The win was announced at a gala dinner in Wellington on Monday night.
Debbie Duncan, PNCC General Manager – Community, said the award was fantastic recognition for a long-running community event that was a great source of community pride and a distinctive component of the city’s identity.
Deputy Mayor Tangi Utikere, who also holds Council's multicultural portfolio, is delighted with the city's win. "Our annual Festival of Cultures is seen as an iconic event for the city, which is now firmly on our annual calendar. The Excellence Award is an acknowledgment of the strong and successful partnership we have with key stakeholders, especially the Manawatū Multicultural Council. The fact that this award follows our LGNZ Supreme Excellence win last year is heartening for the Council and community at large."
The Festival of Cultures is an annual headline event that showcases diversity in the community and encourages both celebration and connection through music, film, performance, cultural dress, craft, and food. The week-long programme of cultural activities is run in collaboration with more than 60 community groups. It attracts more than 25,000 people, including ambassadors and dignitaries from ethnic communities.
“The festival is community-driven, with the Manawatū Multicultural Council working alongside us as our major partner in its delivery,” says Mrs Duncan. “It’s a significant event that meets the social wellbeing needs of our community through social connectedness and community cohesion.”
The festival has been running since its inception in 1993. The Ethnic Council of Manawatū (now known as the Manawatū Multicultural Council) first approached Council in the early 1990s to run a festival that celebrates Palmerston North's cultural diversity on Race Relations Day.
“This year’s event was particularly pertinent as the opening event, the Lantern Festival, started the day after the tragic event in Christchurch,” says Mrs Duncan. “More so than ever, people wanted to stand together, show support, respect and aroha for each other, particularly our large local Muslim community.”

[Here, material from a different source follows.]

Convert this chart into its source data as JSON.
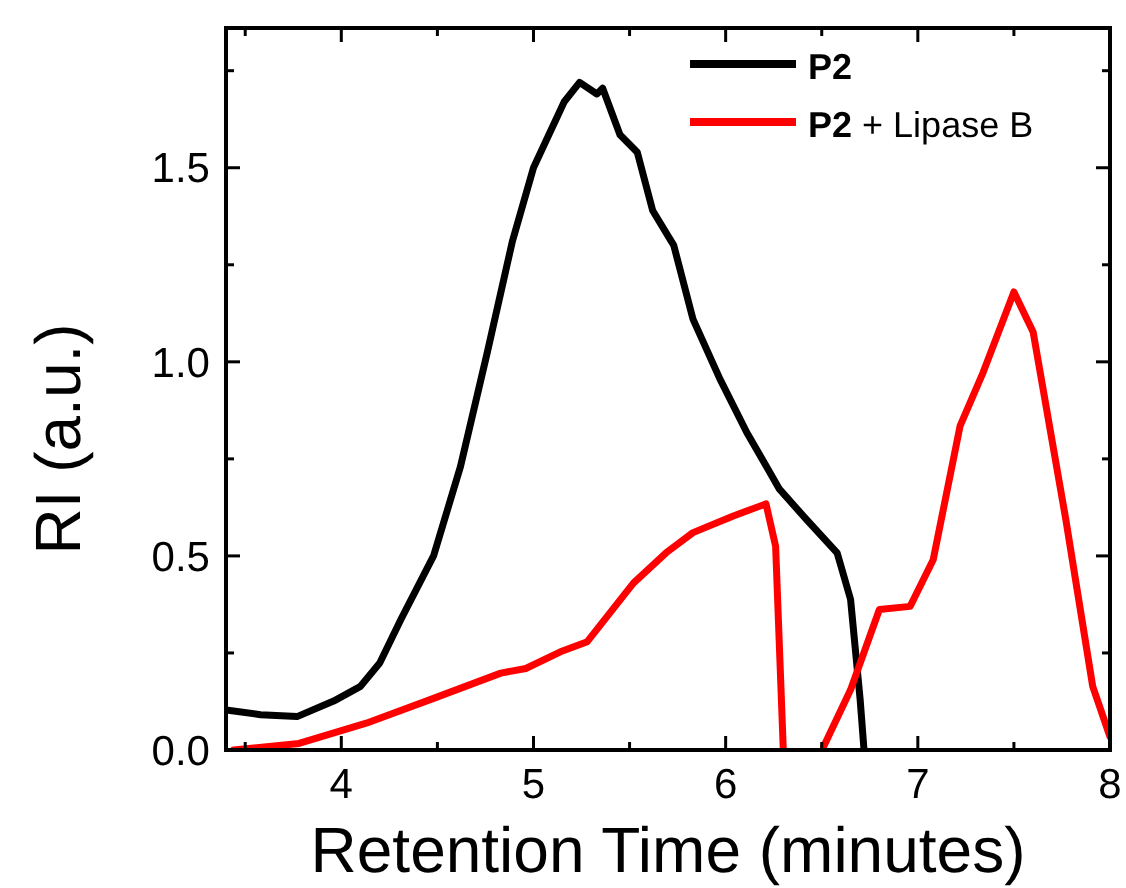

LGNZ President Dave Cull says: “Our judges commended all the finalists in the awards and said there were more high quality entries than ever before.
“Overall, the judges felt the strongest entries demonstrated strong leadership and proven results over long periods of time, and particularly noted those with a strong strategic vision and a focus on delivery. The winners are exceptional projects which are having a profound effect on the wellbeing of their communities.”